Sure as the sun rises, Diaby and RVP limp back from their internationals (Diaby didn't even play!!) with injuries. I tell you - we gotta find a term for a footballing lemon. There isn't a more irritating feeling. It's like getting a really good car, but somehow, every now and then, some stupid problem crops up to just irritate the hell out of you. Could be a small problem, could be a major problem, doesn't matter. It's just irritating.
If it was a really crap player/car, then at least it wouldn't be as irritating. We'd just stick him back in the box and ship it back. (i.e. whatsisname Amaury Fishy-Fish Shop). No, it has to be people who would normally command a first-team slot. Like Diaby, like Rosicky. And...I hate to say this, like RVP.
Oh well, can't say we didn't expect it. My money's on Le Boss buying another couple of lemons ni the summer. Fingers crossed, but looks like Arshavin's even able to play through a foot split in half, so let's just make sure we don't burn out his lungs.
Now - why I hate England. I hate England because I used to absolutely love them. Yes, I was 10. 1982 - my first real World Cup, and who could forget that England team of real men, real characters, real players. That first game against France of all people - and of course, crunch time comes the crunch players: Bryan Robson scores the fastest goal in World Cup history. Who in the England team would you call a crunch player now? Stevie G? Nope. Sorry. Only works in Liverpool Red. The rest of them, I have to say, are just showy whiney dweebs (David James, Arseley Hole, Rio F) or brainless buffoons (Frank Lampard, Wayne Rooney)...you get the drift. (BTW, John Terry falls into both categories).
Compare that to the 82 team that started against France in the first group game, and whipped them 3-1:
Peter Shilton, Mick Mills, Kevin Sansom, Phil Thomson, Terry Butcher, Graham Rix, Bryan Robson, Ray Wilkins, Steve Coppell, Trevor Francis, Paul Mariner
Man oh man. You see? This was team that slapped Michel Platini well and good in that French team. Now? What do we have, Platini making himself a pain in UEFA, and nobody can do anything about it.
Even four years on, we still had the likes of Shilton, Gary Stevens, Sansom, Butcher, Hoddle, Trevor Steven, Beardsley, Lineker...
Now, it's just who?
Emile Heskey. Aaron Lennon. Yay.
Glen Johnson. Joleon Lescott. Makes your loins twitch.
So I hate England. Because they can't handle the flak from their own local tabloids too. Hey, deal with it, is what I say. If you're crap, they'll tell you you're really crap. If your fans fly 5,000 miles to watch an away qualifier and boo, jolly well they've got the right to do so. They've got to find their way back, get back to a depressing job and mope while international week plays out. You? You've got a £80,000 a week wage to go back to. So deal with it.
So I hate England. Because the only thing we hear from them when they travel has to do with their WAGs.
Since Lineker's retirement, the only good thing to happen to the England team was Theo being born.

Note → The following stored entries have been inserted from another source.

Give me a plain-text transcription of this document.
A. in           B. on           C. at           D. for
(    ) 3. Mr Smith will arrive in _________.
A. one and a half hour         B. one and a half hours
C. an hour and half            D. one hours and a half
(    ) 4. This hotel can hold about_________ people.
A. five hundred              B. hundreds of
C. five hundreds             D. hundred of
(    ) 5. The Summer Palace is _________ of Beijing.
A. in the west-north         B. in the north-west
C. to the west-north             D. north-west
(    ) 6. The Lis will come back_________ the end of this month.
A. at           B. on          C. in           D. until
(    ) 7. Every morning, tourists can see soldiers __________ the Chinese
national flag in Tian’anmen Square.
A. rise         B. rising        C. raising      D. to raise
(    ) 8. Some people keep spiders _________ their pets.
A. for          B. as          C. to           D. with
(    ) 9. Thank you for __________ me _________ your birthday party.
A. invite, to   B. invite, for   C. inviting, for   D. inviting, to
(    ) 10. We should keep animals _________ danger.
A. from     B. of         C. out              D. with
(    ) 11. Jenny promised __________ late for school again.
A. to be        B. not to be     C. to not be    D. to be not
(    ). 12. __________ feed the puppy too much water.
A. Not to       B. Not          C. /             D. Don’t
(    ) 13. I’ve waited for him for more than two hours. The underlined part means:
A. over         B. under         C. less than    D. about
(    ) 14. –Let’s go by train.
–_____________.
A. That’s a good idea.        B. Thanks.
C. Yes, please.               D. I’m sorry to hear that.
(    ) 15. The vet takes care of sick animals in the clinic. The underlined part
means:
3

Tonight then. My fingers are crossed for Ukraine to make John Terry cry again. Probably won't happen, but that would really be nice. For Lampard AND Terry to cry, now that would make international week worthwhile.
Think I'll go home and put on my Spain jersey from EURO 2008. The one with Cesc on the back. They're the real deal now. Hell, they even spit like real men!